Building houses of brick is almost as old as human civilization itself, and over the millennia, we’ve perfected the art. The fastest bricklayers can mortar and place over 700 bricks an hour. Pretty fast.
But a new robot can lay bricks even faster.
Mark Pivac, inventor of the bricklaying robot, Hadrian, told PerthNow that his bot can place 1,000 bricks an hour, enough to erect the walls of a house in two days of round-the-clock work—a task that, on average, takes a human crew four to six weeks of hard labor.
The robot works a little like a 3D printer, similarly taking its cues from a digital 3D model of the structure it’s building. Instead of extruding plastic or sintering metal, it cuts bricks to size, mortars them, and precisely lays each in place using a grasper at the end of a 28 meter telescopic boom.
Hadrian took ten years and $7 million to develop.
Perhaps unsurprisingly, however, Hadrian isn’t alone. We found another bricklaying robot, SAM by Construction Robotics, is also hard at work building walls of brick.
SAM isn’t as fast Hadrian. It currently tops out at a brick every 12 seconds or about 300 bricks per hour. The robot requires three human handlers: an operator, a tender to keep it supplied with bricks and mortar, and a mason to clean up and fine tune things after the robot passes. It builds the wall by advancing along a track—whereas Hadrian’s long, telescoping arm allows it build from a fixed point.
Getting the robot even this far was no small feat.
“The human brain is incredible and it’s challenging to replicate accurately what a bricklayer does,” says Nathan Podkaminer, Construction Robotics cofounder. “A human bricklayer adjusts instantaneously for wind, other workers on the scaffold and other conditions.

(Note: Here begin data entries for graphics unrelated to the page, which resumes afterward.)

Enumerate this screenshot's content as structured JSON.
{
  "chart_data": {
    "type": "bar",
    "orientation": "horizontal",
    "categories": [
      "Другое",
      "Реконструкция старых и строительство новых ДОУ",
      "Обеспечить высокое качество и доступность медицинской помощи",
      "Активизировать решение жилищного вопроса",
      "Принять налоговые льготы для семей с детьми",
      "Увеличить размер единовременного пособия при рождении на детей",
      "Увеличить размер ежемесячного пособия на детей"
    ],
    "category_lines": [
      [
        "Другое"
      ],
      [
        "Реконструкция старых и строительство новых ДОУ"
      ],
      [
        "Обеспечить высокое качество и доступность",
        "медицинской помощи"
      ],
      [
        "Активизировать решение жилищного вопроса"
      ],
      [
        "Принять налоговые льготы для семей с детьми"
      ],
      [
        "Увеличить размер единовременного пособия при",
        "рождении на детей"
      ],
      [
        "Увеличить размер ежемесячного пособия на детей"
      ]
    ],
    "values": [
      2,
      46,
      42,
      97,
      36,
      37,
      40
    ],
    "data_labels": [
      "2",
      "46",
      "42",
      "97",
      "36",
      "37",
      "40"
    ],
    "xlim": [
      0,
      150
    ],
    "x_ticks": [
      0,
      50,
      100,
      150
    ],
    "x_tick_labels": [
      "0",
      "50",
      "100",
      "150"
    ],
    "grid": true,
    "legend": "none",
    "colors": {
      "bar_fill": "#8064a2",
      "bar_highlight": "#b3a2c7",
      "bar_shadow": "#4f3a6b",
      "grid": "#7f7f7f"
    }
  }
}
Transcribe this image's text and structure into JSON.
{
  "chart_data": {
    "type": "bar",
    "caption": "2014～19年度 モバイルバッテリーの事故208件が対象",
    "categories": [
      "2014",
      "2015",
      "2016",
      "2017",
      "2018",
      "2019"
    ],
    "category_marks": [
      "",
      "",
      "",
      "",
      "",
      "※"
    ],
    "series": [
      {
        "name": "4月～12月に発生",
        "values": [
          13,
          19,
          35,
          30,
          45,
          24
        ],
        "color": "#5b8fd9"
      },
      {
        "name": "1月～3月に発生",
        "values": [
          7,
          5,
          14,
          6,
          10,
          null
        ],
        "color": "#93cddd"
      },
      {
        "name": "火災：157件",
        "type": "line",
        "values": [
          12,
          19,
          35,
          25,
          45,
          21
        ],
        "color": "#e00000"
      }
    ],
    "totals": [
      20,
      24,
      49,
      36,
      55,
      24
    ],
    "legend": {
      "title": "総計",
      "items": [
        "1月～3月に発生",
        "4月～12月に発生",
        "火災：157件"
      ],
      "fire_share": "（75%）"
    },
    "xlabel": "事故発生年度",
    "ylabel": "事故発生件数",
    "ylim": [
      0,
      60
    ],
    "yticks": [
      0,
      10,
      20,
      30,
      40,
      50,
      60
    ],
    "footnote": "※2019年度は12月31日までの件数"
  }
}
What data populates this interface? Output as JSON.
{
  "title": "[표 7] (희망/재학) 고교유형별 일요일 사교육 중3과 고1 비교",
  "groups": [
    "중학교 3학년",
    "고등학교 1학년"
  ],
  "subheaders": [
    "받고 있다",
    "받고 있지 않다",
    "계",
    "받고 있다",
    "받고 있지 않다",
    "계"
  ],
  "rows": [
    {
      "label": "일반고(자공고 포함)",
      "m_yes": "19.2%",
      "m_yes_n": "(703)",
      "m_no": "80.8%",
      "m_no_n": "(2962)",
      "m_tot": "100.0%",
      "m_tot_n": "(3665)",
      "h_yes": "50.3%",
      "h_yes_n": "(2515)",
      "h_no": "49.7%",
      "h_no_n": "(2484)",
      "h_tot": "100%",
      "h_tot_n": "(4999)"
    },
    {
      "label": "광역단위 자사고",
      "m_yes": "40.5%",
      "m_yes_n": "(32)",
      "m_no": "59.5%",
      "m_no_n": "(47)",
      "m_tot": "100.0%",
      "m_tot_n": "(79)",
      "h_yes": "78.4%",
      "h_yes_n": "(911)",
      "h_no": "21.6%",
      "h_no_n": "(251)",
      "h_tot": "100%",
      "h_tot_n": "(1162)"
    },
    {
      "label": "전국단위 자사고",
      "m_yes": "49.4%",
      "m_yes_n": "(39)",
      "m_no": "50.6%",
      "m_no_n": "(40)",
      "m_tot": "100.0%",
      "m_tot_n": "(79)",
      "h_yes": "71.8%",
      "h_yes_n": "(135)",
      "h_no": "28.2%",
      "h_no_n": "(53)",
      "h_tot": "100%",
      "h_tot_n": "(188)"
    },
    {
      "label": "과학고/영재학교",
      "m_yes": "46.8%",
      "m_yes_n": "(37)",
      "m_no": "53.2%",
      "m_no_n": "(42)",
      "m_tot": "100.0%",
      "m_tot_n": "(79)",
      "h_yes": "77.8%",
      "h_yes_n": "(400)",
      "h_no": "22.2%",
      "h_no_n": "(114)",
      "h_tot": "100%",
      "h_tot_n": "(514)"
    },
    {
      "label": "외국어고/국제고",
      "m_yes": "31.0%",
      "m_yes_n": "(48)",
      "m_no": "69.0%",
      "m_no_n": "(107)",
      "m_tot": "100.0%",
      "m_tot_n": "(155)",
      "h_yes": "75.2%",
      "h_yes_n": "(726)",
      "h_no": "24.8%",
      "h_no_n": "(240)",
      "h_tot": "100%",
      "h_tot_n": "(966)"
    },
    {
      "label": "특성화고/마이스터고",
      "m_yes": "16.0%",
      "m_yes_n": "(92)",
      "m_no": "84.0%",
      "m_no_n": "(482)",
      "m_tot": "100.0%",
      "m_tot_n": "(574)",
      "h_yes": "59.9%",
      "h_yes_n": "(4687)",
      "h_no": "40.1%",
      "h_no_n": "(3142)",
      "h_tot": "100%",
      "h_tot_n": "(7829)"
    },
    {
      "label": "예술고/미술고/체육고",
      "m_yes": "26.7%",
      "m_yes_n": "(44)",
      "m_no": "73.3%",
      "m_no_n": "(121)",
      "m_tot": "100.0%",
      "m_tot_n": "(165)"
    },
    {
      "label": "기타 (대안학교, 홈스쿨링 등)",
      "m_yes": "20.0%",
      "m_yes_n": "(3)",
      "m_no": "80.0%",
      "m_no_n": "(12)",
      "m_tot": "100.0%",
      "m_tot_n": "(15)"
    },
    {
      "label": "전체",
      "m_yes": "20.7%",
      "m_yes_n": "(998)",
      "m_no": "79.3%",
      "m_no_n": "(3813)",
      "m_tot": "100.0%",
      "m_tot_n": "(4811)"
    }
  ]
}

It took us two years just to perfect SAM’s ability to extrude mortar onto a brick.”
In contrast with a human bricklayer, SAM mortars the brick itself before placing it on the wall. It uses a laser to correct for vibration and movement on the worksite, allowing it to place each brick with precision. (Check out some of the fastest human bricklayers in action below.)
According to Podkaminer, the system was never intended to completely replace humans. Rather, it was designed to augment them. Both Pivac and Podkaminer point to a shortage of bricklayers in the industry as the inspiration behind their work.
“We have absolutely nothing against bricklayers,” Pivac says. “The problem is the average age of bricklayers is going up and it’s difficult to attract new young people to the trade.”
There’s a debate on about the future of automation—what it means that machines may be able to match humans at virtually any task. For now, robots are nowhere near that advanced.
Bricklaying, however, is a good example of a task that lies somewhere in between the precisely controlled environment of a factory floor and the unpredictable environments most humans navigate every day—perfect for the incoming generation of bots.